I7’s current behavior is conservative, so the right answer may be to leave it as-is. (Although it’s not absolutely safe unless you declare the external files as “binary”, c.f. 22.11.)

It would be safe to switch over to word/binary files, but then exchanging them with other programs would become a nuisance. (It will always be possible to write Python/Perl/whatever to read streams of four-byte integers, but I don’t want to put people in the position of needing to.)

Possibly the right answer is to tighten the Glk spec, and say that word/text files must be UTF-8. I left it flexible because I was writing in the 20th century, when exchanging text files between Mac and Windows (never mind Unix) seemed like a necessarily hazardous operation. (I haven’t reviewed existing Glk libraries to see what they do. I don’t think we’re lucky enough to be in an “interpreters already do that” situation, but it’s worth checking.)

Thoughts?

The usual way is to use a byte stream with UTF-8 encoding. This provides full support for all languages but still makes it compatible with character string processing routines (strcpy() and such) so there’s no need to modify those in tools that work with those files. Also, it’s easy to convert UTF-8 to another encoding when loading the file for display, as most APIs for that work with NULL-terminated byte sequences for the UTF-8 source.

Btw, what’s a “word stream?”

That would be “word” in the computer science sense.

I know that of course, but since Zarf mentioned “word stream, text file”, I assumed he meant something else. A text file is a stream of character bytes, not words.

You can open a Glk stream with bytes or (Glulx four-byte) words. You can also open a Glk file in text or binary mode. Thus, there are four possibilities, as I enumerated in my comment above.

There is no notion of “encoding” in the Glk API. I guess I could add one, but it’s not what I’m currently considering; I would rather tighten the specification of the current API than extend the API.

Speaking for garglk, if (and only if) a Glk file stream is opened in text mode with Glulx four-byte words, the I/O is assumed (forced) to be UTF-8.

Windows Glk currently writes Unicode text files as UCS-2, but I think it would be a good idea to change the specification to require UTF-8.

Okay, that’s more or less a concensus. I will put together a spec update post.

Related question: when writing a byte stream in text mode, the spec currently says: “Unicode values may be stored exactly, approximated, or abbreviated, depending on what the platform’s text files support.”

Is this worth keeping, or should we mandate Latin-1? Do Windows interpreters make an effort to store DOS-style line breaks when writing in text mode?

We could go all the way and say that there is no difference between text and binary mode when writing byte streams – they should behave identically.

(For word streams, i.e. glk_stream_open_file_uni(), the difference will be that text streams are UTF-8; binary streams are sequences of four-byte integers.)

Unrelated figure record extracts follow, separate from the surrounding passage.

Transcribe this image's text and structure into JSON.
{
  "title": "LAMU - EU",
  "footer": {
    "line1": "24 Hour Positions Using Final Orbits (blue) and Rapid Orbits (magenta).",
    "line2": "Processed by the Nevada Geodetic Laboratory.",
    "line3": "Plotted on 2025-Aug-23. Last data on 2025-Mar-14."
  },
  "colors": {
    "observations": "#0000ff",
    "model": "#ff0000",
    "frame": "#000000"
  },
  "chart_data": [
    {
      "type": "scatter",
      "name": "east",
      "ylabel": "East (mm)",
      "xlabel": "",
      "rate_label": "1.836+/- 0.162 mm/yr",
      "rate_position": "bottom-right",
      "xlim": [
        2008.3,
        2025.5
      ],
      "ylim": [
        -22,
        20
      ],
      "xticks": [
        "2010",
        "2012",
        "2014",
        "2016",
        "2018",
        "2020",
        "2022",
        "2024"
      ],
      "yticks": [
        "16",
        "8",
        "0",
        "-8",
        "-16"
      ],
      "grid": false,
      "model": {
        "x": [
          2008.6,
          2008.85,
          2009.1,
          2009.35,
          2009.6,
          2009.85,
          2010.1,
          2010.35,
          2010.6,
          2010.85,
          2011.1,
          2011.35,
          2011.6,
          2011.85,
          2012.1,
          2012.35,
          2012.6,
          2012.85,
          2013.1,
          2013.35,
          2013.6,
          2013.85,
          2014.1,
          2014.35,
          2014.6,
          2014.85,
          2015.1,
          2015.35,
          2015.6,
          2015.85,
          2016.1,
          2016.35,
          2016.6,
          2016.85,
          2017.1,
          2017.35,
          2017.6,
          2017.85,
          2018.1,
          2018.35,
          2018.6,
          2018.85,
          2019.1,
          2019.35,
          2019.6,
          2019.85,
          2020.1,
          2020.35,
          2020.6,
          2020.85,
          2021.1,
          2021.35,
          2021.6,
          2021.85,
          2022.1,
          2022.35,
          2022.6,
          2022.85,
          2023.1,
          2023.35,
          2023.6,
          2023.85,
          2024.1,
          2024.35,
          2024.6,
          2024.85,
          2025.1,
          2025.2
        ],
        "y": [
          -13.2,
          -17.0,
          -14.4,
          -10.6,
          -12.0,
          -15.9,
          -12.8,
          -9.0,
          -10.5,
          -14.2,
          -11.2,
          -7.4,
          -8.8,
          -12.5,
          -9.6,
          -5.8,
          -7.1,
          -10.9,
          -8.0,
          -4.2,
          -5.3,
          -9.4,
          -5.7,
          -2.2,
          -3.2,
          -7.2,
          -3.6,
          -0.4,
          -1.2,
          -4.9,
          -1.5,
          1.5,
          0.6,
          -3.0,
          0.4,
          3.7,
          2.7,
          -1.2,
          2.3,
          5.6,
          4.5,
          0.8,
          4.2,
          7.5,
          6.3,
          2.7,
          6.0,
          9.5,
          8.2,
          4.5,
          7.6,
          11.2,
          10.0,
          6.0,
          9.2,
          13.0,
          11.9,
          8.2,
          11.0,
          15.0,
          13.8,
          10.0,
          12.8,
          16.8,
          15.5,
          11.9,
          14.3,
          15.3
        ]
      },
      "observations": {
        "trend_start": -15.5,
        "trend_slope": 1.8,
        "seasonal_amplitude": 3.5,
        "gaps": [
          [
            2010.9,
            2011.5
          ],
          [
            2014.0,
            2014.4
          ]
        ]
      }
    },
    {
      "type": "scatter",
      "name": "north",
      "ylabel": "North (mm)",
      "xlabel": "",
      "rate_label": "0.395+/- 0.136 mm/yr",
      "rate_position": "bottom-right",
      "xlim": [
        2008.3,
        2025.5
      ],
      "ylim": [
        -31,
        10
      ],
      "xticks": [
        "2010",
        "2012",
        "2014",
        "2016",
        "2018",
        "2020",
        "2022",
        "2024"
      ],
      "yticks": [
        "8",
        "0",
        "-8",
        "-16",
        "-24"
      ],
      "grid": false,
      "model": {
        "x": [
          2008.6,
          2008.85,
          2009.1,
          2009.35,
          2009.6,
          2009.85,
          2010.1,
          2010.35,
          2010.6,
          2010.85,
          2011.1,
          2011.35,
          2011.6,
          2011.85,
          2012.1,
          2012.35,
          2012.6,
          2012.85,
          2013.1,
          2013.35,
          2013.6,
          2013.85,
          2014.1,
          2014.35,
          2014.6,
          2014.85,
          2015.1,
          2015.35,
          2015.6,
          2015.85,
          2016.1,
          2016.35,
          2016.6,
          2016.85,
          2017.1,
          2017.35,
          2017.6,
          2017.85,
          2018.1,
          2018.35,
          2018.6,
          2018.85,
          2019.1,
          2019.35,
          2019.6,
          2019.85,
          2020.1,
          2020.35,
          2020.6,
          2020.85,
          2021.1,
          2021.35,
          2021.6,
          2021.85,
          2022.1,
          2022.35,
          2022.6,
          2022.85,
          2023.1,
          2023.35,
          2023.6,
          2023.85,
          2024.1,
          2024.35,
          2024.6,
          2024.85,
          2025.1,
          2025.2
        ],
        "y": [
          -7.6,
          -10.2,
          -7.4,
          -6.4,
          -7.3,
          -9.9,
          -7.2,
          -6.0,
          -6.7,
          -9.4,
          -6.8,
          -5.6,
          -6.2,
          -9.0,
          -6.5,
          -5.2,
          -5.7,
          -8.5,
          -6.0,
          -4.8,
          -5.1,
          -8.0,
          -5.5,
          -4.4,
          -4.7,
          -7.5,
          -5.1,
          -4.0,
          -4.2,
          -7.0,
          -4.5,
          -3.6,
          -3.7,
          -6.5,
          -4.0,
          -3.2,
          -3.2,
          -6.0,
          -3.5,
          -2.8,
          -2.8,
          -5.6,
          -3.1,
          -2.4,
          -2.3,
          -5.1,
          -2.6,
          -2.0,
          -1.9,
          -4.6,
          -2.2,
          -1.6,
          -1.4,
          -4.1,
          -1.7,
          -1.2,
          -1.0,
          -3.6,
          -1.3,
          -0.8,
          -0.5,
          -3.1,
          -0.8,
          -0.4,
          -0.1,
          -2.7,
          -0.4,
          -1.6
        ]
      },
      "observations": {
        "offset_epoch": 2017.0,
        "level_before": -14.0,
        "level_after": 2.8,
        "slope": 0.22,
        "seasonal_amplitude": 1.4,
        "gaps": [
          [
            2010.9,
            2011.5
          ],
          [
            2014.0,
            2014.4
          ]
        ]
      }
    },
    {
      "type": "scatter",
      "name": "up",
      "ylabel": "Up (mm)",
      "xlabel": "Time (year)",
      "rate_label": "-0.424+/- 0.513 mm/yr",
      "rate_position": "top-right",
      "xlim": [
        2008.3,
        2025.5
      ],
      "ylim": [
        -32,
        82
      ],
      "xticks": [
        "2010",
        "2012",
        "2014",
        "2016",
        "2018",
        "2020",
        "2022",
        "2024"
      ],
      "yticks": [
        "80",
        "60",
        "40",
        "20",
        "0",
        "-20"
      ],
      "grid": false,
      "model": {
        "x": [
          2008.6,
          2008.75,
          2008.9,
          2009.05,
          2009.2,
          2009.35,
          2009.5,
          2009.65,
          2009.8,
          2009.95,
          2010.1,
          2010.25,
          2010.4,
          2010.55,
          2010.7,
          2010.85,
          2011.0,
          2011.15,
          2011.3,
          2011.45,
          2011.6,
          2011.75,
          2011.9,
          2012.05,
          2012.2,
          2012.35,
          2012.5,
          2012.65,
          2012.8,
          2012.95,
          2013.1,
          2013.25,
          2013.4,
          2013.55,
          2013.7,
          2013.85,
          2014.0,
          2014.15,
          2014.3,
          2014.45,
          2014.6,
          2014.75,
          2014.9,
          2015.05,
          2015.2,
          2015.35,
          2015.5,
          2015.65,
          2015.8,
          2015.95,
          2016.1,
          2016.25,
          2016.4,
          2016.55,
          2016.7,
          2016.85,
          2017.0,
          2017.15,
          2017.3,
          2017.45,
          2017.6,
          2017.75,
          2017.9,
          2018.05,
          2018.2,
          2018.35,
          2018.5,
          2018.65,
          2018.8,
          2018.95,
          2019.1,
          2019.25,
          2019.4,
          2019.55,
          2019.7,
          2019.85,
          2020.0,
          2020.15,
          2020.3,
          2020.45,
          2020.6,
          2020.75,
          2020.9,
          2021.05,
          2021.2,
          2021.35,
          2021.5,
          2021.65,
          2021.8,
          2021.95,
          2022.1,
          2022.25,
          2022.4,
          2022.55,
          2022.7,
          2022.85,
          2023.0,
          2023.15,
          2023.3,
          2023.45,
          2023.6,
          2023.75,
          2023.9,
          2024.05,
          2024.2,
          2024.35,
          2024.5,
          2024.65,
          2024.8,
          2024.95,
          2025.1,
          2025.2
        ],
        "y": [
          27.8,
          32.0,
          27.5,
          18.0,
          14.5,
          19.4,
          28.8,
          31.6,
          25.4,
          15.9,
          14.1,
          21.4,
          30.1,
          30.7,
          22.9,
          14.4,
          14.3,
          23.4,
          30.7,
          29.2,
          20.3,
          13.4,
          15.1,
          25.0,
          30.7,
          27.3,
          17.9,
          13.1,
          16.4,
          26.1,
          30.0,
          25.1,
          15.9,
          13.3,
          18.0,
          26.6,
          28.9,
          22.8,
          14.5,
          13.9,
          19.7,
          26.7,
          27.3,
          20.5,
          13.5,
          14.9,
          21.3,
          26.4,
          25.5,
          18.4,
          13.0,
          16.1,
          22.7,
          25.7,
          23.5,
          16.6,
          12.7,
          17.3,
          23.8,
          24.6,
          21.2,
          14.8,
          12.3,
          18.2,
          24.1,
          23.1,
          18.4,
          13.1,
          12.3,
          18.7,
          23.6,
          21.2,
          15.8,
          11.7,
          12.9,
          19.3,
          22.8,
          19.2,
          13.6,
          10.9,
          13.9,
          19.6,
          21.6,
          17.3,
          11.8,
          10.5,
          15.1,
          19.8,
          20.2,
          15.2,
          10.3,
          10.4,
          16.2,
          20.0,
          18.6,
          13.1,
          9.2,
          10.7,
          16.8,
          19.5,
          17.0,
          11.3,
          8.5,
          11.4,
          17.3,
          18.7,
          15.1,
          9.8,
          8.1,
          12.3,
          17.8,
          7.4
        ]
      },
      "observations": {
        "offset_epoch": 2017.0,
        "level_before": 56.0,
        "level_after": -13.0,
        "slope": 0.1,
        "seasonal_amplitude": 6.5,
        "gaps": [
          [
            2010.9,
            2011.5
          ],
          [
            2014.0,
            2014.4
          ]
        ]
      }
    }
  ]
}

I have posted the following proposed update to the Glk spec:

github.com/erkyrath/glk-dev/wik … ec-changes

See also the following notes about filerefs. This section is already in the spec, but I repeat it here as background:

The unit test for this change is: eblong.com/zarf/glulx/extbinaryfile.ulx

I’ve pushed a cheapglk change which implements this. (To github, not yet released.) My other interpreters have not yet caught up.

I’m a bit late to this thread, but I wanted to say that at one point I experimented with writing transcripts as HTML. It worked out OK, although I never got round to releasing anything.

So at some point I might lobby for an exception to the UTF-8 requirement, along the lines of: if the fileref is created by a prompt, where the user can choose a file type, then the library is allowed to write what the user asks for.

UTF-8 could be required to be one of the choices offered. You might also restrict this behaviour to fileusage_Transcript only.

I don’t know if I’ll ever manage to resurrect my implementation, so it may not be worth worrying about for now.

That is a fair point. I had HTML transcript output in the back of my mind when I originally designed the spec, but nobody ever went that direction.

I’ve added a couple of lines:

…and notes to this effect on glk_stream_open_file_uni() and glk_fileref_create_by_prompt().